THERE’S SOMETHING special about a Saturday morning in the studio. I don’t manage it every weekend but it does happen now and then because there is less of a chance of being called away on errands, appointments and deliveries than on a weekday. I feel more relaxed because it’s a bonus session of work on my book. A gift.
A Saturday morning wouldn’t be quite complete without CD Review on Radio 3. As I write this, they’re playing a new recording of Mozart’s Haffner Symphony. Perfect!
First on my list this morning is an illustration of a blazing fire, the sort of blaze you’d get if you were burning wood-shavings. I realise how much I rely on colour because I always reach for the brightest yellow in my palette when I’m drawing flames but here I’m limited to black and white line, I can’t even add a half tone, nor can I stipple to my heart’s content because that would be just like a laborious, hand-drawn half-tone and it would be equally prone to clog up in the printing.
Flames and explosions are a staple of comic strip illustration so I could refer to my copy of the Step-by-Step Guide to Cartooning or to one of the comic strip books on my shelf but really it’s more fun to come up with my own simple home-spun solution rather than copy the best examples. That way I can keep some of the intimacy of the homely Victorian world that I’m building up in the illustrations, even though in this case there are no period details. I don’t want Batman style special effects. This sketchy version of a woodcut should be just fine.

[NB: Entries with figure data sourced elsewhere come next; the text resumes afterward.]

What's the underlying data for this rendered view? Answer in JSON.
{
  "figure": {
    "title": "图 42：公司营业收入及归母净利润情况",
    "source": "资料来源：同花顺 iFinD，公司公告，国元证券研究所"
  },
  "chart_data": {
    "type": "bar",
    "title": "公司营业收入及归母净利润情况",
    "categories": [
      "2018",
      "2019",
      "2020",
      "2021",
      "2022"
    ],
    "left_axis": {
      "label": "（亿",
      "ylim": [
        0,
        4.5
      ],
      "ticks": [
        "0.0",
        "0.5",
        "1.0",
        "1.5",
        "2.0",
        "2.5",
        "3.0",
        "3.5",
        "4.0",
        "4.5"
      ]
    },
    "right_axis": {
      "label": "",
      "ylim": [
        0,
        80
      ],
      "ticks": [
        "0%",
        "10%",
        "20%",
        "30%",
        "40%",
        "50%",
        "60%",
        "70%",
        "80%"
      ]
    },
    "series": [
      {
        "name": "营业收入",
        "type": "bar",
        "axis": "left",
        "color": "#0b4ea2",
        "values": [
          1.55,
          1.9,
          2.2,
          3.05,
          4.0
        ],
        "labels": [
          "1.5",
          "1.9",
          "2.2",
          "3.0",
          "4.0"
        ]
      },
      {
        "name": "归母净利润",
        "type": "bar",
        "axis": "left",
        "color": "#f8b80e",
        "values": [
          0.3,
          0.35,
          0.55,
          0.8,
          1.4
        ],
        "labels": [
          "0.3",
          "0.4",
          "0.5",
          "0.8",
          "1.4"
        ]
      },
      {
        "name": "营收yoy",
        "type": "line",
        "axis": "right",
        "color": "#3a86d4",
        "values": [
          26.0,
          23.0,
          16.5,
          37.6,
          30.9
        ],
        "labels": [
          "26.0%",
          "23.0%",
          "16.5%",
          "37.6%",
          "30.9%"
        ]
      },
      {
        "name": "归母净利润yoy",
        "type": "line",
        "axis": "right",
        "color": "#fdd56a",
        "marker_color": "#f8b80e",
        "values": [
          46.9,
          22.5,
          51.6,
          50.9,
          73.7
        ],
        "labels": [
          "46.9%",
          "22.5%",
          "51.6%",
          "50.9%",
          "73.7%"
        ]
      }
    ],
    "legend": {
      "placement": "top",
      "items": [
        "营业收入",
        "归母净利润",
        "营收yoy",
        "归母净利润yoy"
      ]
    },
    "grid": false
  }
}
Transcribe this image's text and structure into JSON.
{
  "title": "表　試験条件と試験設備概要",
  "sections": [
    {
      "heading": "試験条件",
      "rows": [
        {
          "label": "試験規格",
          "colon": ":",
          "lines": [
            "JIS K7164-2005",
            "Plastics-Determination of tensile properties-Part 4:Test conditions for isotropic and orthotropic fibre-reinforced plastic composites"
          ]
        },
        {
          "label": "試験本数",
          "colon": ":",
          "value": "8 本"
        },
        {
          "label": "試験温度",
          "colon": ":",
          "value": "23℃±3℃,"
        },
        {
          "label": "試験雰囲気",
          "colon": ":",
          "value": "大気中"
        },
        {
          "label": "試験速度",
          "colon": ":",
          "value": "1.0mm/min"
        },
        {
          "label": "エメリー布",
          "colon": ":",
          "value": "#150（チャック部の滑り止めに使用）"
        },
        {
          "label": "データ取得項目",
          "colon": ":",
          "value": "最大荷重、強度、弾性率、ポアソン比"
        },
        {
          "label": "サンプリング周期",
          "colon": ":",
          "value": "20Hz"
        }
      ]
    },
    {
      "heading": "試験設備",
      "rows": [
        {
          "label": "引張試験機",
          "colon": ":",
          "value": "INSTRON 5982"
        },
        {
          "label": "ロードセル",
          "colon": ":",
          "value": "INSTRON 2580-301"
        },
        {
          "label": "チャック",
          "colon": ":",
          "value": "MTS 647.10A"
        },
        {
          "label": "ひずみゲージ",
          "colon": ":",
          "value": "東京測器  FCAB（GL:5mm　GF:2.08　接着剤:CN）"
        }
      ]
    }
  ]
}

My next subject, a skinny-ribbed person eating a local variety of porridge, prompts me to draw Oliver Twist with a touch of Stan Laurel. His second course could be this potato and onion stew.
The other day, untangling wool was my subject, today it’s picking twigs from a fleece. The people of Victorian Wakefield must have spent a lot of time preparing fleeces for combing and spinning.
News Story
I always dread being in the newspaper. I ramble on to reporters – this week it was the Wakefield Express Horbury reporter Victoria Turton – and then worry that I’m going to sound as rambling and incoherent in the article as I do in real life.

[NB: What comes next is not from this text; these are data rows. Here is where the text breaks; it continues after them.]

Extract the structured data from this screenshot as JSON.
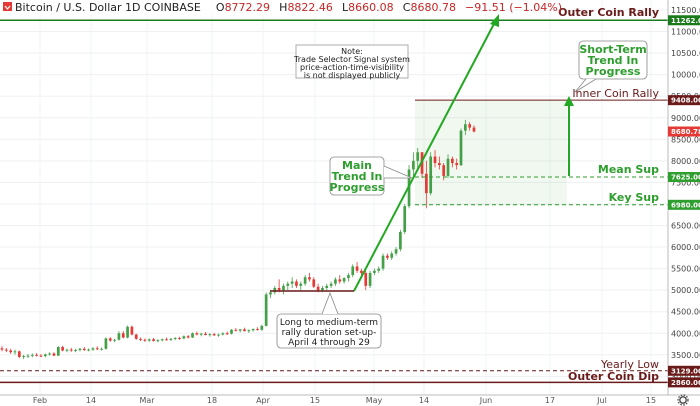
{
  "header": {
    "title": "Bitcoin / U.S. Dollar  1D  COINBASE",
    "o_label": "O",
    "o_value": "8772.29",
    "h_label": "H",
    "h_value": "8822.46",
    "l_label": "L",
    "l_value": "8660.08",
    "c_label": "C",
    "c_value": "8680.78",
    "change": "−91.51 (−1.04%)"
  },
  "chart_data": {
    "type": "candlestick",
    "title": "Bitcoin / U.S. Dollar  1D  COINBASE",
    "ylim": [
      2700,
      11800
    ],
    "y_ticks": [
      "11500.00",
      "11000.00",
      "10500.00",
      "10000.00",
      "9500.00",
      "9000.00",
      "8500.00",
      "8000.00",
      "7500.00",
      "7000.00",
      "6500.00",
      "6000.00",
      "5500.00",
      "5000.00",
      "4500.00",
      "4000.00",
      "3500.00",
      "3000.00"
    ],
    "x_ticks": [
      "Feb",
      "14",
      "Mar",
      "18",
      "Apr",
      "15",
      "May",
      "14",
      "Jun",
      "17",
      "Jul",
      "15"
    ],
    "last_price": "8680.78",
    "levels": [
      {
        "name": "Outer Coin Rally",
        "price": 11262,
        "label": "11262.00",
        "color": "#1b7a1b"
      },
      {
        "name": "Inner Coin Rally",
        "price": 9408,
        "label": "9408.00",
        "color": "#6b1a1a"
      },
      {
        "name": "Mean Sup",
        "price": 7625,
        "label": "7625.00",
        "color": "#2e9e2e"
      },
      {
        "name": "Key Sup",
        "price": 6980,
        "label": "6980.00",
        "color": "#2e9e2e"
      },
      {
        "name": "Yearly Low",
        "price": 3129,
        "label": "3129.00",
        "color": "#6b1a1a"
      },
      {
        "name": "Outer Coin Dip",
        "price": 2860,
        "label": "2860.00",
        "color": "#6b1a1a"
      }
    ],
    "annotations": {
      "note": [
        "Note:",
        "Trade Selector Signal system",
        "price-action-time-visibility",
        "is not displayed publicly"
      ],
      "short_term": [
        "Short-Term",
        "Trend In",
        "Progress"
      ],
      "main_trend": [
        "Main",
        "Trend In",
        "Progress"
      ],
      "duration": [
        "Long to medium-term",
        "rally duration set-up-",
        "April 4 through 29"
      ]
    },
    "candles": [
      [
        3650,
        3700,
        3580,
        3620
      ],
      [
        3620,
        3660,
        3560,
        3600
      ],
      [
        3600,
        3640,
        3520,
        3560
      ],
      [
        3560,
        3620,
        3500,
        3580
      ],
      [
        3580,
        3600,
        3420,
        3450
      ],
      [
        3450,
        3500,
        3400,
        3470
      ],
      [
        3470,
        3520,
        3430,
        3480
      ],
      [
        3480,
        3530,
        3440,
        3500
      ],
      [
        3500,
        3540,
        3460,
        3480
      ],
      [
        3480,
        3520,
        3450,
        3470
      ],
      [
        3470,
        3530,
        3440,
        3510
      ],
      [
        3510,
        3560,
        3480,
        3530
      ],
      [
        3530,
        3560,
        3470,
        3480
      ],
      [
        3480,
        3700,
        3470,
        3680
      ],
      [
        3680,
        3710,
        3580,
        3600
      ],
      [
        3600,
        3640,
        3560,
        3620
      ],
      [
        3620,
        3660,
        3570,
        3600
      ],
      [
        3600,
        3640,
        3560,
        3610
      ],
      [
        3610,
        3660,
        3580,
        3640
      ],
      [
        3640,
        3680,
        3590,
        3610
      ],
      [
        3610,
        3650,
        3580,
        3620
      ],
      [
        3620,
        3680,
        3590,
        3650
      ],
      [
        3650,
        3700,
        3610,
        3630
      ],
      [
        3630,
        3670,
        3600,
        3640
      ],
      [
        3640,
        3900,
        3620,
        3880
      ],
      [
        3880,
        3910,
        3800,
        3830
      ],
      [
        3830,
        3870,
        3790,
        3850
      ],
      [
        3850,
        4050,
        3830,
        4000
      ],
      [
        4000,
        4050,
        3880,
        3900
      ],
      [
        3900,
        4180,
        3880,
        4150
      ],
      [
        4150,
        4180,
        3950,
        3970
      ],
      [
        3970,
        3990,
        3850,
        3870
      ],
      [
        3870,
        3900,
        3820,
        3850
      ],
      [
        3850,
        3880,
        3800,
        3830
      ],
      [
        3830,
        3880,
        3800,
        3860
      ],
      [
        3860,
        3890,
        3810,
        3820
      ],
      [
        3820,
        3860,
        3790,
        3840
      ],
      [
        3840,
        3880,
        3810,
        3860
      ],
      [
        3860,
        3900,
        3830,
        3850
      ],
      [
        3850,
        3890,
        3820,
        3870
      ],
      [
        3870,
        3910,
        3840,
        3890
      ],
      [
        3890,
        3920,
        3850,
        3880
      ],
      [
        3880,
        3950,
        3860,
        3930
      ],
      [
        3930,
        3960,
        3880,
        3900
      ],
      [
        3900,
        4020,
        3890,
        4000
      ],
      [
        4000,
        4040,
        3950,
        3970
      ],
      [
        3970,
        4010,
        3930,
        3990
      ],
      [
        3990,
        4030,
        3950,
        3960
      ],
      [
        3960,
        4000,
        3920,
        3980
      ],
      [
        3980,
        4010,
        3940,
        3950
      ],
      [
        3950,
        3990,
        3920,
        3970
      ],
      [
        3970,
        4020,
        3950,
        4000
      ],
      [
        4000,
        4040,
        3960,
        3990
      ],
      [
        3990,
        4100,
        3970,
        4080
      ],
      [
        4080,
        4120,
        4040,
        4060
      ],
      [
        4060,
        4100,
        4020,
        4090
      ],
      [
        4090,
        4130,
        4040,
        4050
      ],
      [
        4050,
        4090,
        4010,
        4070
      ],
      [
        4070,
        4110,
        4040,
        4100
      ],
      [
        4100,
        4140,
        4060,
        4080
      ],
      [
        4080,
        4200,
        4060,
        4170
      ],
      [
        4170,
        4950,
        4160,
        4900
      ],
      [
        4900,
        5000,
        4820,
        4950
      ],
      [
        4950,
        5100,
        4900,
        5050
      ],
      [
        5050,
        5250,
        4950,
        5000
      ],
      [
        5000,
        5150,
        4900,
        5100
      ],
      [
        5100,
        5200,
        5000,
        5150
      ],
      [
        5150,
        5300,
        5050,
        5200
      ],
      [
        5200,
        5250,
        5050,
        5100
      ],
      [
        5100,
        5200,
        5000,
        5150
      ],
      [
        5150,
        5350,
        5100,
        5300
      ],
      [
        5300,
        5400,
        5200,
        5250
      ],
      [
        5250,
        5300,
        5050,
        5080
      ],
      [
        5080,
        5150,
        4950,
        5000
      ],
      [
        5000,
        5100,
        4950,
        5050
      ],
      [
        5050,
        5150,
        5000,
        5100
      ],
      [
        5100,
        5200,
        5050,
        5150
      ],
      [
        5150,
        5300,
        5100,
        5250
      ],
      [
        5250,
        5350,
        5150,
        5200
      ],
      [
        5200,
        5300,
        5150,
        5280
      ],
      [
        5280,
        5400,
        5200,
        5350
      ],
      [
        5350,
        5600,
        5300,
        5550
      ],
      [
        5550,
        5650,
        5400,
        5450
      ],
      [
        5450,
        5500,
        5350,
        5400
      ],
      [
        5400,
        5450,
        5000,
        5100
      ],
      [
        5100,
        5450,
        5050,
        5400
      ],
      [
        5400,
        5500,
        5350,
        5450
      ],
      [
        5450,
        5550,
        5400,
        5500
      ],
      [
        5500,
        5850,
        5450,
        5800
      ],
      [
        5800,
        5850,
        5700,
        5750
      ],
      [
        5750,
        5900,
        5700,
        5850
      ],
      [
        5850,
        6000,
        5800,
        5950
      ],
      [
        5950,
        6400,
        5900,
        6350
      ],
      [
        6350,
        7000,
        6300,
        6950
      ],
      [
        6950,
        7900,
        6900,
        7800
      ],
      [
        7800,
        8200,
        7600,
        8000
      ],
      [
        8000,
        8300,
        7800,
        8200
      ],
      [
        8200,
        8200,
        7600,
        7700
      ],
      [
        7700,
        8000,
        6900,
        7250
      ],
      [
        7250,
        8200,
        7200,
        8100
      ],
      [
        8100,
        8250,
        7850,
        7950
      ],
      [
        7950,
        8100,
        7800,
        7900
      ],
      [
        7900,
        7950,
        7550,
        7650
      ],
      [
        7650,
        8150,
        7600,
        8050
      ],
      [
        8050,
        8100,
        7850,
        7950
      ],
      [
        7950,
        8050,
        7800,
        7900
      ],
      [
        7900,
        8750,
        7880,
        8700
      ],
      [
        8700,
        8950,
        8600,
        8850
      ],
      [
        8850,
        8900,
        8700,
        8772
      ],
      [
        8772,
        8822,
        8660,
        8680
      ]
    ]
  }
}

No worries; Victoria has summed up the story about the controversial proposed changes to planning legislation clearly and concisely and the Express photographer has illustrated the concept of concern for a local patch of ordinary, undesignated but much-loved countryside effectively in his picture. I did my bit by preparing a visual aid specially for this photograph; my sketchbook map of the local countryside that could be at risk if the government’s preferred option of ‘presumption in favour of development’ becomes law (see my post from last week; The Undesignated Countryside).
Crumbling Stone
Two more little drawings and that’s enough for a Saturday; a mole and a crumbling block of stone.
I need to start laying out some sample spreads for the book to see how these are going to work on the page of a B format paperback (130mm x 198mm, 5.12 x 7.8 inches).